La homofobia es un miedo intenso y sin razón a los homosexuales originado por la confusión de géneros. Tiene la función primordial de normalizar la heterosexualidad negando toda tendencia o deseo homosexual, además de darle un barniz de superioridad moral para juzgar a las otras preferencias, por lo que los homosexuales siempre serán los demás y nunca uno mismo.

Los que le temen u odian a los homosexuales suelen pensar que no conocen a ninguno, aún cuando puede haber cierto número de personas con quienes socialicen, convivan y trabajen, que sean gays o lesbianas. Además, existen muchos homosexuales que se pasan la vida en el clóset, temiendo que la homofobia destruya sus relaciones familiares, su autoestima y / o hasta sus propias vidas. Por desgracia, la gente homofóbica que cree firmemente en ideas mal fundadas sobre la homosexualidad y no tiene la menor idea del daño que provoca a las demás personas por su falta de información. La mayor parte de este miedo y rechazo se debe a una mal información originada por mitos que nadie en su sano juicio creería, como:

No es “normal” el ser homosexual o el tener sentimientos homosexuales.
La homosexualidad es una enfermedad mental
Los homosexuales no contribuyen en nada a la sociedad.
El SIDA es un castigo de Dios a los homosexuales.
La homosexualidad es un pecado.
Las causas de la homosexualidad son la mala crianza y / o los problemas familiares.

La homofobia encuentra su sustento en la ignorancia. Cuando una persona se expresa peyorativamente hacia otro ser humano lo hace sin pensar, porque la heterosexualidad nos es impuesta como propia del ser humano y creemos que es la norma a seguir.
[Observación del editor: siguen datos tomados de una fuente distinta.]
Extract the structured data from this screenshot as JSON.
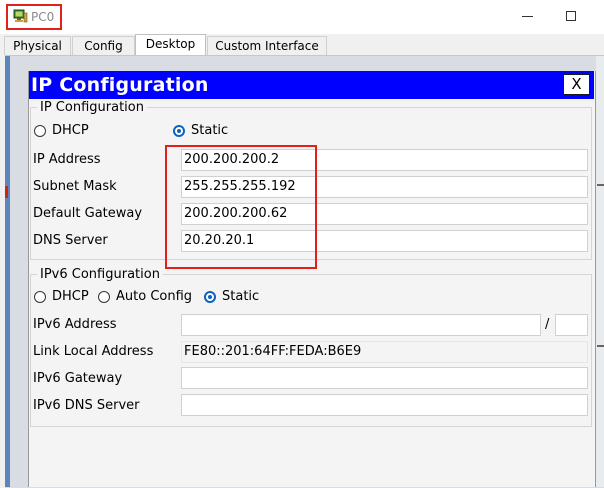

La homofobia no debe existir en países que desean ser tolerantes y abiertos a otras opciones igualmente válidas.

Sin embargo, la homofobia no sólo se trata de un miedo intenso, es también el miedo a amar a otros hombres. Los hombres (también los gays) se sienten inseguros al amar a otros varones e impulsa a los homosexuales a la promiscuidad, ya sea porque les gusta el sexo o le temen al compromiso.
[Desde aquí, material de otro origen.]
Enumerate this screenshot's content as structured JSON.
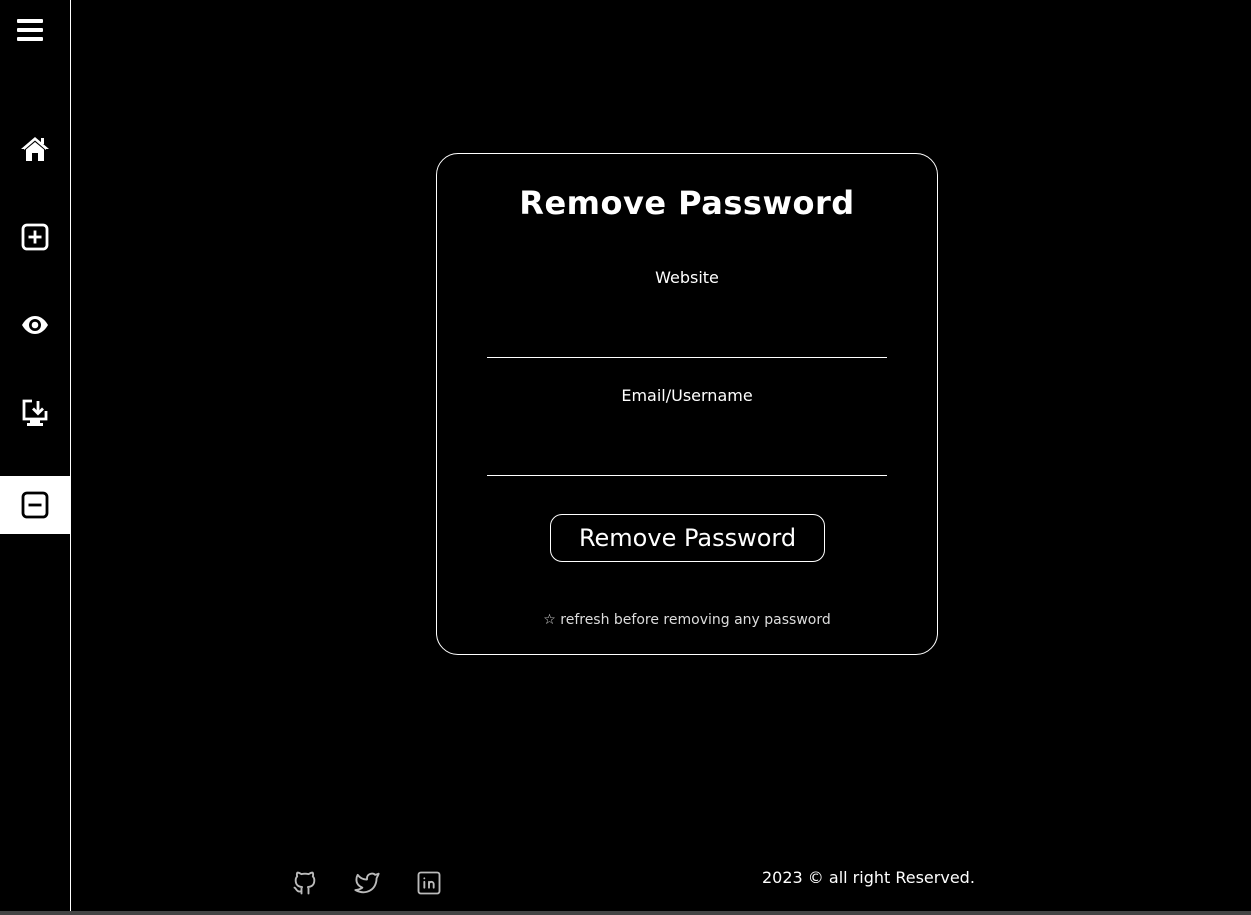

A diferencia de los hombres, el feminismo opta por una “promiscuidad” fundada más allá de la homofobia, es una diversión más que un refugio.Las mujeres socialmente están educadas para amar a hombres y mujeres, pero sobre todo para aceptar un compromiso.

La homofobia es un problema social porque condena a los gays, e impide la afectividad masculina tanto heterosexual como homosexual, sino es verdad, qué tienen que decir a esto que refleja el comportamiento sino de todos, sí de más de uno: “Los gays derramamos toda clase de fluidos corporales sobre nuestros amantes, excepto lágrimas”.